President and General Manager,
New England Fish Company


Under Mr. Hager's able direction, Canfisco and its associated companies expanded into the largest producers and distributors of food fish in North America.

Mr. Hager started in the fish business in 1901, distributing Pacific Coast salmon to Boston and New York dealers. In 1903, he organized the Northwestern Fisheries Company to handle this business, and later the same year acquired a half interest in, and incorporated, The Doty Fish Company on the Columbia river, to assure a steady supply of fish for his customers.

In 1908, Mr. Hager settled in Vancouver, BC, better to handle his West Coast operations, and in 1909 he took over the active management of The Canadian Fishing Company, Limited.

After moving to the Pacific Coast in 1908, Mr. Hager also managed the West Coast operations of the New England Fish Company, and in 1931 he was also made President of the company.

Mr. Hager, in addition to the active management of his companies, spent much of his time furthering conservation measures in the halibut and salmon fisheries. He is known as the father of the Halibut Treaty which was consummated between Canada and the United States in 1923. Under this treaty an outstanding success was made in rehabilitating the fishery and was considered a model for future international fisheries conservation. In 1940, A.L. Hager received a letter from Prime Minister McKenzie King acknowledging the beneficial results of co-operation between the governments of Canada and the United States under the Halibut Convention.

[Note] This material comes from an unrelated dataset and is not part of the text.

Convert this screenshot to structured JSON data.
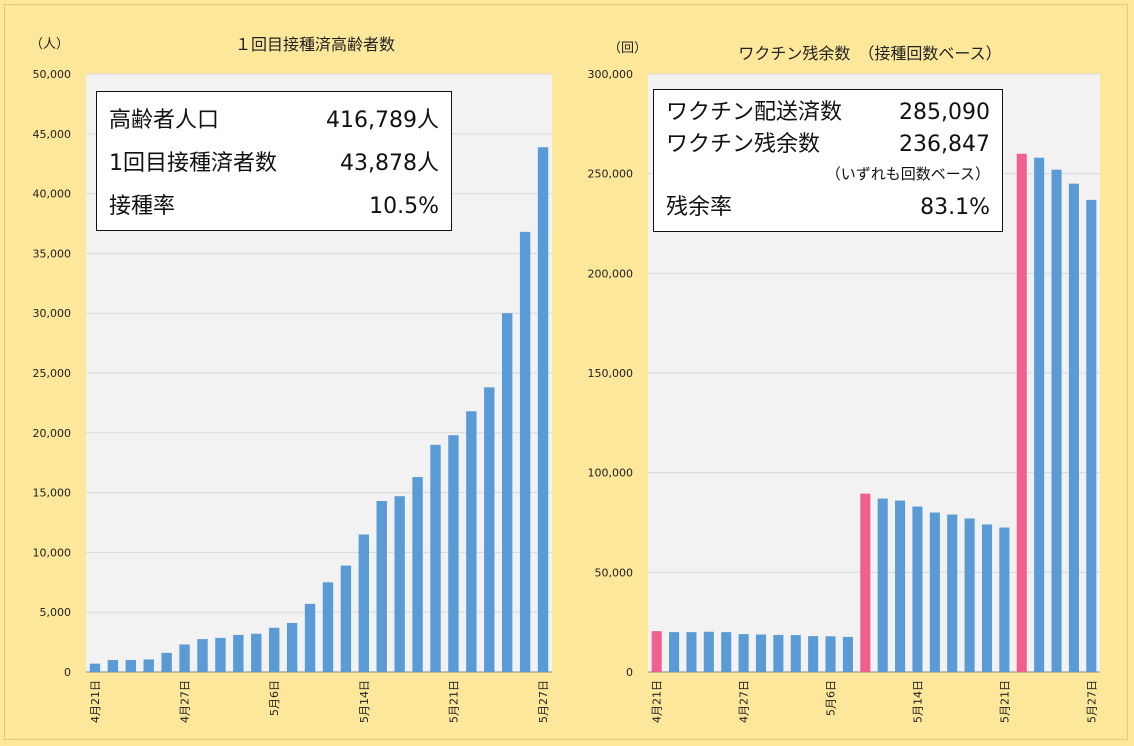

Consummation of the International Salmon Treaty between Canada and the United States in 1937 also was due largely to the untiring efforts of Mr. Hager over a long period of years. Recognition of this service was given by his appointment as one of the three original Canadian commissioners under this treaty.

James S. Eckman

James S. Eckman Photo: James S. Eckman

Vice-President, and Assistant Managing Director,
The Canadian Fishing Company, Limited

Vice-President,
Atlin Fisheries Limited

Vice-President,
The Doty Fish Company

Vice-President, Treasurer and Assistant Manager,
New England Fish Company


In 1897, Mr. Eckman entered the fish industry in the distribution of fish from the Great Lakes. This work continued until 1905 when he moved to Port Arthur, Ontario, where he operated a fleet of fishing boats on Lake Superior. In 1908, he moved to Winnipeg where he was also engaged in the production and distribution of lake fish.

He was connected with The Canadian Fishing Company, Limited in the capacities noted above from 1917 until 1937, and assisted in the great expansion of the company during those years.